The people of Sagada follow a unique burial ritual. The elderly carve their own coffins out of hollowed logs. If they are too weak or ill, their families prepare their coffins instead. The dead are placed inside their coffins (sometimes breaking their bones in the process of fitting them in), and the coffins are brought to a cave for burial.
Instead of being placed into the ground, the coffins are hung either inside the caves or on the face of the cliffs, near the hanging coffins of their ancestors. The Sagada people have been practicing such burials for over 2,000 years, and some of the coffins are well over a century old. Eventually the coffins deteriorate and fall from their precarious positions.
The reason the coffins were hung was due to the belief that the higher the dead were placed, the greater chance of their spirits reaching a higher nature in the afterlife. Many of the locations of the coffins are difficult to reach (and obviously should be left alone out of respect), but can be appreciated from afar.
Know Before You Go
Do not touch or walk under the coffins. Bring binoculars or a telephoto camera to view these remarkable coffins from a respectful distance.

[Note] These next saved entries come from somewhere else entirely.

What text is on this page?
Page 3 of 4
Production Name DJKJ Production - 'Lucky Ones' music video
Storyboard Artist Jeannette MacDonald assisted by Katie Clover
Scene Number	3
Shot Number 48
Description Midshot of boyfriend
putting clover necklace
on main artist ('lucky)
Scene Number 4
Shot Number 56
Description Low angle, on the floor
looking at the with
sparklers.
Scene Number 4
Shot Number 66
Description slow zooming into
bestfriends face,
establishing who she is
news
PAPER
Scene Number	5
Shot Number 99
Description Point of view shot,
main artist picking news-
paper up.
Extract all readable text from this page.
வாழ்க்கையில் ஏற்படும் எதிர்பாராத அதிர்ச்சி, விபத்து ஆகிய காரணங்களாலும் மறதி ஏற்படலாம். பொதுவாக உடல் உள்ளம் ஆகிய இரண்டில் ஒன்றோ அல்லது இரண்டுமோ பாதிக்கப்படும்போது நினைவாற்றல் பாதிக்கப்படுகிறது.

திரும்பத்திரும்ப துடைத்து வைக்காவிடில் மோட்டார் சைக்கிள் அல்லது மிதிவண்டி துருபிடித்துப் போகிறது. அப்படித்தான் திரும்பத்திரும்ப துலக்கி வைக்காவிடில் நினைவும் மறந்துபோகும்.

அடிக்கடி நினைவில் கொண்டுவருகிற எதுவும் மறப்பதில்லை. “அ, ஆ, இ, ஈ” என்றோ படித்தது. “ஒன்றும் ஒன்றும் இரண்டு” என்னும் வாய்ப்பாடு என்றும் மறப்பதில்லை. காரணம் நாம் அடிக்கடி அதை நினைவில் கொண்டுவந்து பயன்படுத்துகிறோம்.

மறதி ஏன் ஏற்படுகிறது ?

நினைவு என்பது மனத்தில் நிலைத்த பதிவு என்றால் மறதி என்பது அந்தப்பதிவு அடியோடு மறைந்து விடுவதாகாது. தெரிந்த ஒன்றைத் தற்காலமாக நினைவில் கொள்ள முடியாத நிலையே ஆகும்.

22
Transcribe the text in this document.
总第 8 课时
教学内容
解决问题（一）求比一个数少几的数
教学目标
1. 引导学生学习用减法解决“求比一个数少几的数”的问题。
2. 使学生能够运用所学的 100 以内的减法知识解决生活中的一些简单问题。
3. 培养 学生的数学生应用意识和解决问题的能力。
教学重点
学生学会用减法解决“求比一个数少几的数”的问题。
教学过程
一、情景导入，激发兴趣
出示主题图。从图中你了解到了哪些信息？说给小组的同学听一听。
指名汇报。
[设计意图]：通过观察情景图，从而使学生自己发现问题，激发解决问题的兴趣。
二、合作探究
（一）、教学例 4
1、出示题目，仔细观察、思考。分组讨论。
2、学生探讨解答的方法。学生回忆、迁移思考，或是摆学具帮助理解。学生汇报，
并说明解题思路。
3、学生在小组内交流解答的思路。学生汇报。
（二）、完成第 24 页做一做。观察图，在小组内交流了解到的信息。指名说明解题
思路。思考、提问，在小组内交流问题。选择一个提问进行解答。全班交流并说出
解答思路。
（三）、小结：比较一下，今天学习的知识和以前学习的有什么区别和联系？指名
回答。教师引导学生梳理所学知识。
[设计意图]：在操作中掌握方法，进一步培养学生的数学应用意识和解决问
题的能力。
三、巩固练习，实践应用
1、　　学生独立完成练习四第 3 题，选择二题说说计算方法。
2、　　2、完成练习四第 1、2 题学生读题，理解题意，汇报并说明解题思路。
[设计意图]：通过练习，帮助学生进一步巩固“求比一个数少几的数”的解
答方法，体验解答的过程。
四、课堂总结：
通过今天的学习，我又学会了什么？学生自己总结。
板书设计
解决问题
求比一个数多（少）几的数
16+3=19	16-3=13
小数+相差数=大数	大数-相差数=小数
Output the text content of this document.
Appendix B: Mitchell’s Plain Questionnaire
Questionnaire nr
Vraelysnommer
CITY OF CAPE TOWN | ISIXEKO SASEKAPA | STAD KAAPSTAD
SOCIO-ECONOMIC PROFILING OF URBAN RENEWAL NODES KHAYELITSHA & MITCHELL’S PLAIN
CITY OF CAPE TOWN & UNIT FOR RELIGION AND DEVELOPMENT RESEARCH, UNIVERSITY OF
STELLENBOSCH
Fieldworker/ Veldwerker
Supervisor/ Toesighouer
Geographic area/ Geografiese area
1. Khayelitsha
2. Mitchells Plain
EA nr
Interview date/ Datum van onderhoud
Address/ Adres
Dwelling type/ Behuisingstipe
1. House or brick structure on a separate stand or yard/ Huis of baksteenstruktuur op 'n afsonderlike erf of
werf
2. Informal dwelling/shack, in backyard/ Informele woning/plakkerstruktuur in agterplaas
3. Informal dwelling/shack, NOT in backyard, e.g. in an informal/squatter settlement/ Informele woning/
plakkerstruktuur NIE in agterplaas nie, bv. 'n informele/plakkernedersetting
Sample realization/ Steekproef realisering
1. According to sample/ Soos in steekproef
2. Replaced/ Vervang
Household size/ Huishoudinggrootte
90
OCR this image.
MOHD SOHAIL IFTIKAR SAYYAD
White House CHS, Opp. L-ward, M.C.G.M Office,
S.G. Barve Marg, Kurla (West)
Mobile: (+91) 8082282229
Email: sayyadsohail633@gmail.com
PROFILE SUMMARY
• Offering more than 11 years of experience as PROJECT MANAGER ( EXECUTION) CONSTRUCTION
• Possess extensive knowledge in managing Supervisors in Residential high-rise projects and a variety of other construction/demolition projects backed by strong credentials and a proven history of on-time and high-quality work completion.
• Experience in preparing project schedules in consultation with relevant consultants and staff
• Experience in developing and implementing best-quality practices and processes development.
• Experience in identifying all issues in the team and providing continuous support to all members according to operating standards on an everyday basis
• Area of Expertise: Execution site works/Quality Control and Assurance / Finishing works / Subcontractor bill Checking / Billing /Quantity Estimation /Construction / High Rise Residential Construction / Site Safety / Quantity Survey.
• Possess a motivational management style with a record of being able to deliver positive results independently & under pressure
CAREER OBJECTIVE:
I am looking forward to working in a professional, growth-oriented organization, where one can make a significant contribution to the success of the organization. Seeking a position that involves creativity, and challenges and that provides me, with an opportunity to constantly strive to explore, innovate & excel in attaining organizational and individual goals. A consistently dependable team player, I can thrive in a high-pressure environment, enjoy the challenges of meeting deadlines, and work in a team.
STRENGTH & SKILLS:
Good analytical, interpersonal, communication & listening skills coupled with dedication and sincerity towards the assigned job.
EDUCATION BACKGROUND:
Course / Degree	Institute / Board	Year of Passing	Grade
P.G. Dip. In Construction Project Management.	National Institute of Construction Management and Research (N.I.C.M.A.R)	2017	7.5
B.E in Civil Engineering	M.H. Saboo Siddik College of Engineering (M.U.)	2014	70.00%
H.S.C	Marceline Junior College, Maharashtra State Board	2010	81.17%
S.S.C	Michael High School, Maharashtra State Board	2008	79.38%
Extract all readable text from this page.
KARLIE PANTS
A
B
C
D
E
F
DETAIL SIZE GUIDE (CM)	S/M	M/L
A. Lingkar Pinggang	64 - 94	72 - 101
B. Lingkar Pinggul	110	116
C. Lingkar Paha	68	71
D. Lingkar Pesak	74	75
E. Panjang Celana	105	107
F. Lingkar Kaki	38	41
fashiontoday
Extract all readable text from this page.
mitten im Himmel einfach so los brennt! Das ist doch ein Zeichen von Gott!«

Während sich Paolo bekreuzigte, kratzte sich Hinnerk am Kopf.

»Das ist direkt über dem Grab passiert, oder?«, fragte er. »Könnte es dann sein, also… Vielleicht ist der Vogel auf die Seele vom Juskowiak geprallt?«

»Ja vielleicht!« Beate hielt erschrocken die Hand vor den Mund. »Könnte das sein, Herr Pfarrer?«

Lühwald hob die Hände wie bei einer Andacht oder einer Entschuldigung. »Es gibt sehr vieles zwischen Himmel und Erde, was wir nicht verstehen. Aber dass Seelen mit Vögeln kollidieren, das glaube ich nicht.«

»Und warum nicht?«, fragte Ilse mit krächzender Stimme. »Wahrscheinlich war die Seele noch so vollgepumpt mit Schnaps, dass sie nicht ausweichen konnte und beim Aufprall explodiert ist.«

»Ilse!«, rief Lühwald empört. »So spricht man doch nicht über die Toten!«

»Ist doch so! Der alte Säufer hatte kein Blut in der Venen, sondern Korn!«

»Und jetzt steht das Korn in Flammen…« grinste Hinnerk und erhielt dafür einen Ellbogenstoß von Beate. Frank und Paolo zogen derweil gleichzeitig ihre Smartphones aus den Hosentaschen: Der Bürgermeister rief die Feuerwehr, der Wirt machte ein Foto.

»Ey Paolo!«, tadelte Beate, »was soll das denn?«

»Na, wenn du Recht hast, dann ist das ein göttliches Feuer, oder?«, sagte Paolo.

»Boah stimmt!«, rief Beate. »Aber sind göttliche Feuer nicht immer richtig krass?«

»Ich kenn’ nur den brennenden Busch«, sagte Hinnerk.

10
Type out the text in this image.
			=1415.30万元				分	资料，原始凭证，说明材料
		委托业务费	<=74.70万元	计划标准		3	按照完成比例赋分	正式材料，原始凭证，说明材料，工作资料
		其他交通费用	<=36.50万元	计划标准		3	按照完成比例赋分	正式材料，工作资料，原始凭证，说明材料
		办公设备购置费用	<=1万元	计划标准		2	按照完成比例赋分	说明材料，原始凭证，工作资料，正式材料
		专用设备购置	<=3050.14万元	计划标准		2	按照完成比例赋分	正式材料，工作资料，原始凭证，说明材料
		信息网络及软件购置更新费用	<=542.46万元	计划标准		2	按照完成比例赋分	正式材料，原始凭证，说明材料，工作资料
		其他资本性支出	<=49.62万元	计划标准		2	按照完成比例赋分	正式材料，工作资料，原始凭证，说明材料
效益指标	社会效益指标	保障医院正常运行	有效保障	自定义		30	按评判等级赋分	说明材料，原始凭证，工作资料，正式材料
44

From Manila, by bus or private car, travel north to Mountain Province. For commuters: you can find buses in Cubao headed directly to Sagada. The alternative is to hop on a bus headed to either Banaue or Baguio and then transfer to respective public rides bound to Sagada. During summer, it will take you about 12-13 hours to reach Sagada. During the rainy season, not only is travel time longer, but the roads also become very dangerous, and sometimes closed due to landslides.